Billy was cheerful and painfully geeky—and also the younger manifestation from my reporting days covering Microsoft. A genuine, but grossly nerdy, grin replaced the wretched grimace I am accustomed to seeing in the 2020’s whenever he becomes Mr. Know-it-All about topics like SARS-CoV-2 (severe acute respiratory syndrome Coronavirus 2)/COVID-19.
While Mr. Bill ran off to check stock in the back room, he motioned me to the cashier’s counter to see the special edition earphone that everyone wanted to buy. Oddly, someone let me cut to the front of line, where an employee presented the thing—and I must admit to feeling enthralled by want.
He pulled the box out of a drawer, pushed the container towards me, and lifted the lid. I peeked in and stammered for want of words. The Carabiner-thingy pair beamed shiny aluminum colored black and mauve. Hideous, I thought. Right then, Billy Boy called behind me, waving the treasure found in the stockroom. I would have left the store but suddenly awakened instead. What a relief.
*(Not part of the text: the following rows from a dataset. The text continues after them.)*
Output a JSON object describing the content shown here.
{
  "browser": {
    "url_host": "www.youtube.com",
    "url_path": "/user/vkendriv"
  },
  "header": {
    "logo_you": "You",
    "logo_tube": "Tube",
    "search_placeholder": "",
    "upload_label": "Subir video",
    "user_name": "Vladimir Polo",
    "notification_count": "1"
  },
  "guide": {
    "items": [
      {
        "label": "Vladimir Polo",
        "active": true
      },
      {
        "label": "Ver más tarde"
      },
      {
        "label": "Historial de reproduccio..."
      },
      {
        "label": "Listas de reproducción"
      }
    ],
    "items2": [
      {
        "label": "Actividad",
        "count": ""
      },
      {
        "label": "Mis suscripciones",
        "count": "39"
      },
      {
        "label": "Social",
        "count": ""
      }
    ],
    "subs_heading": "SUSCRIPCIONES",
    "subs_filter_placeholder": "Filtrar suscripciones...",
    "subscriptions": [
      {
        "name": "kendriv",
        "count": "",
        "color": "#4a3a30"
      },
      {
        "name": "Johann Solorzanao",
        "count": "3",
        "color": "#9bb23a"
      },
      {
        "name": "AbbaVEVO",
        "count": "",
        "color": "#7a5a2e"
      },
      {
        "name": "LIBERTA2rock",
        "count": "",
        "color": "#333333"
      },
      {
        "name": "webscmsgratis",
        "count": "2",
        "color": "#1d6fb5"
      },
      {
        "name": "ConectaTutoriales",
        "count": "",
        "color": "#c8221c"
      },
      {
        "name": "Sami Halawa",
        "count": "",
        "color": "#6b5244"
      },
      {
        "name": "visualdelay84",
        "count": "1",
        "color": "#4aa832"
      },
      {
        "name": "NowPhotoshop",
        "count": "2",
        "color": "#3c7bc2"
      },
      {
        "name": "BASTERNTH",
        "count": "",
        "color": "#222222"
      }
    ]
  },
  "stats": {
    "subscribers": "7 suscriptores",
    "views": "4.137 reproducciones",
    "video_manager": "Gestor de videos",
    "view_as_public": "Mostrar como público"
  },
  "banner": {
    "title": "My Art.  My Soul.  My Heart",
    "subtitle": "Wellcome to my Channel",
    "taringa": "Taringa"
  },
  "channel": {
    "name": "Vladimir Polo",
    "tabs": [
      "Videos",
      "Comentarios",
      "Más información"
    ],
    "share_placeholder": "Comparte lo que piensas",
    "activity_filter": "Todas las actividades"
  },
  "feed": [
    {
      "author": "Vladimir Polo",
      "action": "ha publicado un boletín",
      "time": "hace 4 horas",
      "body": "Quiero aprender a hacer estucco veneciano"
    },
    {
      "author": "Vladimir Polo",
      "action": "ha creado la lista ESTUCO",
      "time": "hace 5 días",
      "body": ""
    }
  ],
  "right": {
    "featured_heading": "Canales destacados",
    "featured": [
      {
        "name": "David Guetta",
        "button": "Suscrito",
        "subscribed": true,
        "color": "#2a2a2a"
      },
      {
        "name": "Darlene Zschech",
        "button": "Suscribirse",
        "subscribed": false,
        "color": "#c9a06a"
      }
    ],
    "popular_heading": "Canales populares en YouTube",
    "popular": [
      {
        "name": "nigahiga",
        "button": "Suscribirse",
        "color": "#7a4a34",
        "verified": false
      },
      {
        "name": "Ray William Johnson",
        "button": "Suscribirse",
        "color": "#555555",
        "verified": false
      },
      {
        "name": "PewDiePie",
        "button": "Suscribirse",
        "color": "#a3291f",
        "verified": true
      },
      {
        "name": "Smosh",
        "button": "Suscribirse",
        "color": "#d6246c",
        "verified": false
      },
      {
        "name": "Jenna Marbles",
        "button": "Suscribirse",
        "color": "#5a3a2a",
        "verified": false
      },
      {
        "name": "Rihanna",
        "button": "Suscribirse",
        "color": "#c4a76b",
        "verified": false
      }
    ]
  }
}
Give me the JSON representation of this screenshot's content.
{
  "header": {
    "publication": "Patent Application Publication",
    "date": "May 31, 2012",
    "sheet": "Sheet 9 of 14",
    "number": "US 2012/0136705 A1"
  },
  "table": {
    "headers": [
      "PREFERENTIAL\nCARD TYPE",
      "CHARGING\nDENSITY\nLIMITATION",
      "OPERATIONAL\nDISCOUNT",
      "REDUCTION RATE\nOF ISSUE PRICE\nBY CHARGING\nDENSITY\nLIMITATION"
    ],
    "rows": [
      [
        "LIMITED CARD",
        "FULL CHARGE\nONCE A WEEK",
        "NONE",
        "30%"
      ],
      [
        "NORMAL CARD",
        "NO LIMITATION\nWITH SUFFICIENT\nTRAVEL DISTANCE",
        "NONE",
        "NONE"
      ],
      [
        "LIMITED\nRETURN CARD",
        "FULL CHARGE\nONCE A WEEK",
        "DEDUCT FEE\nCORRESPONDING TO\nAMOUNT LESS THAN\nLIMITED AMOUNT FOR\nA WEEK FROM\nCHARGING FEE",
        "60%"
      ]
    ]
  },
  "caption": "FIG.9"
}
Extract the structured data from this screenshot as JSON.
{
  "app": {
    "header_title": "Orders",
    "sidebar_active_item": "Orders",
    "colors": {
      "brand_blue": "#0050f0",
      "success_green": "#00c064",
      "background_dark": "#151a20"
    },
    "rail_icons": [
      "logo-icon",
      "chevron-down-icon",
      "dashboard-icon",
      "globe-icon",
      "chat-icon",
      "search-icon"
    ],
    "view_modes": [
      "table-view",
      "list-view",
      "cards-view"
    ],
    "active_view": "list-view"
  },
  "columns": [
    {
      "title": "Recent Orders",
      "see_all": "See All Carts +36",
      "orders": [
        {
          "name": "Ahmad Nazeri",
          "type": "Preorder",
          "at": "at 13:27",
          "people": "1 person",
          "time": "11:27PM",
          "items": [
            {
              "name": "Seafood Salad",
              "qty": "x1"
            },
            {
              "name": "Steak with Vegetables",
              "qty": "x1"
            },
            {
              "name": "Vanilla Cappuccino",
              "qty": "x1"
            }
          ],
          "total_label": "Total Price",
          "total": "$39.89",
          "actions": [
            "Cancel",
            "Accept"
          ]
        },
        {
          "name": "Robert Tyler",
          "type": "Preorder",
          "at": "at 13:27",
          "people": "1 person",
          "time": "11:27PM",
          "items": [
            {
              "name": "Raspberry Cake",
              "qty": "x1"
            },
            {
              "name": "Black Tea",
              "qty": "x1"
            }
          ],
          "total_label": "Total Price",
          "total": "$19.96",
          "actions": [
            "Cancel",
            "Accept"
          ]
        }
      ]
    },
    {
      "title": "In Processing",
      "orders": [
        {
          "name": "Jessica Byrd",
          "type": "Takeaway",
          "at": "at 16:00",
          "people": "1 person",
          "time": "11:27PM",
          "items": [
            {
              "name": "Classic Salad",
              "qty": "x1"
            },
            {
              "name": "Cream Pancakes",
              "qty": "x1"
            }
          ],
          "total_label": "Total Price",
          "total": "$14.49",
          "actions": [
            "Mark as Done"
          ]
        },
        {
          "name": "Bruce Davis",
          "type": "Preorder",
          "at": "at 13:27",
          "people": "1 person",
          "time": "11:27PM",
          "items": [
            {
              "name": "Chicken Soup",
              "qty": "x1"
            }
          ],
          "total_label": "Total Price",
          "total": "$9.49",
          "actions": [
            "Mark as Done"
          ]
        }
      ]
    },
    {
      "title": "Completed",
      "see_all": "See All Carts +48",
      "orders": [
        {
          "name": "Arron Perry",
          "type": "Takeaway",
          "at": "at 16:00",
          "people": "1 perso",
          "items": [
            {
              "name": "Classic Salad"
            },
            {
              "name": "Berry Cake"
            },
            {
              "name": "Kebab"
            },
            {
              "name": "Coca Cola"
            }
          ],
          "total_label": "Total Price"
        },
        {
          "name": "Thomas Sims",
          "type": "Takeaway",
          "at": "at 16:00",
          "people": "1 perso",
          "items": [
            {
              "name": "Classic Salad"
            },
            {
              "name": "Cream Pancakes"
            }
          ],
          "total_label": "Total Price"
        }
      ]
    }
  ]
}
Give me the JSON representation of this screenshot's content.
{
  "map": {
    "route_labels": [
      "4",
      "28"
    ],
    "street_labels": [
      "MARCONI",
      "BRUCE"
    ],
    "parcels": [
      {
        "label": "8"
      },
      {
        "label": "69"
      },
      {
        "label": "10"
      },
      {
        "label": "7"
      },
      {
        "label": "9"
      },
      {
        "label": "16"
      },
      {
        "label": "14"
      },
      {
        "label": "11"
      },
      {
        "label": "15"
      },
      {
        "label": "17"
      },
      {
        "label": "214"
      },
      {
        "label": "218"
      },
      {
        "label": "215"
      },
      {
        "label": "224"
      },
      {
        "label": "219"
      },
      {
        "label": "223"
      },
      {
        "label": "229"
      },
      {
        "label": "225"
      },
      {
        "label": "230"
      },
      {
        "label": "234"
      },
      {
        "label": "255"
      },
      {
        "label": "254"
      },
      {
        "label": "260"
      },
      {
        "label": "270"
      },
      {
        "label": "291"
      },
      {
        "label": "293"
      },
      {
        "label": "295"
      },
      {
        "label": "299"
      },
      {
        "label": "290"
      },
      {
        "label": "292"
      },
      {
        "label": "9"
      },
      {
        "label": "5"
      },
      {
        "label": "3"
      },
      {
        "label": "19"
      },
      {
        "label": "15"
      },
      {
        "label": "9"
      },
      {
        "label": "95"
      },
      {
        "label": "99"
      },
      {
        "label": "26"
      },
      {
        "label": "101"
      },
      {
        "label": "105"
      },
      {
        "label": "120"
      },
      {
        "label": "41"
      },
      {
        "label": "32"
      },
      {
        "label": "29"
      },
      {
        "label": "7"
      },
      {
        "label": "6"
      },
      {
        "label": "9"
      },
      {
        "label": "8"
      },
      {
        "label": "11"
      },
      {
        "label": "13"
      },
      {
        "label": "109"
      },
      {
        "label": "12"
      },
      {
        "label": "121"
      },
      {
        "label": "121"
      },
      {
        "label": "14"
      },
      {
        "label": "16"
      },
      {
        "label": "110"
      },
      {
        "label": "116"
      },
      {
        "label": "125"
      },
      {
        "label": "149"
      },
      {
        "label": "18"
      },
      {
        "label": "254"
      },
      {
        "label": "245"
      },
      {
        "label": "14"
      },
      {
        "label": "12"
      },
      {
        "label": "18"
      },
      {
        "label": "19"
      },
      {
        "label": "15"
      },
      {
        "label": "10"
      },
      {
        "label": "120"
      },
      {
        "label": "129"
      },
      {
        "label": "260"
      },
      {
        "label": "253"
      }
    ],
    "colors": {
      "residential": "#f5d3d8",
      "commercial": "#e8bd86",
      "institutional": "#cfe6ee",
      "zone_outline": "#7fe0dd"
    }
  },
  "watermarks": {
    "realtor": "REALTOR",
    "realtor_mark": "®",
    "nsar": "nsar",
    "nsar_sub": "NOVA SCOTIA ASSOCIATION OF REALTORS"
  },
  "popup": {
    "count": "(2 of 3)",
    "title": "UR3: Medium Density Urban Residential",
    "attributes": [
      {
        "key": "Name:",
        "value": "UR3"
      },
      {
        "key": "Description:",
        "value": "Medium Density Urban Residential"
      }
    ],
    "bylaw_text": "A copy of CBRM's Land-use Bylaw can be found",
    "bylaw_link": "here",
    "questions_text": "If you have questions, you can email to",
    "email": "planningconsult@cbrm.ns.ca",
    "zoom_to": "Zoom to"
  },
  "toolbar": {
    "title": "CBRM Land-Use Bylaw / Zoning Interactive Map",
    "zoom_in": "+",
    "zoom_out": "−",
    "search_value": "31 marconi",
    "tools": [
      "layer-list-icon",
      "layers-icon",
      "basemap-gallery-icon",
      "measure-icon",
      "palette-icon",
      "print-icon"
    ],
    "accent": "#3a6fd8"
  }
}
That brings us to this post’s title. There are a whole bunch of bad pop songs from the mid-1970’s. What could be worse than a one-hit wonder recorded by two bands on different continents during the same year? Nineteen-seventy-four? Because of the many stinkers, that’s a rhetorical question.
Paper Lace and later Bo Donaldson & the Heywoods released “Billy, Don’t Be a Hero” that year. The first went No. 1 in Australia and United Kingdom and the other same in Canada and the United States. Of course, Billy did try to be a hero and by dying became a zero, so to speak.
With respect to the nerdiest Apple Store employee in any reality—and one-time nemesis of the fruit-logo company as Microsoft’s cofounder and long-time CEO (retired)—he was zero in my dream. I will never be among the wealthiest humans on the planet, like Bill Gates, but my subconscious gets binary code, I guess, and its best representation as stated by character Gary Winston (Tim Robbins) in 2001 thriller “Antitrust“: “You’re either a one or a zero”.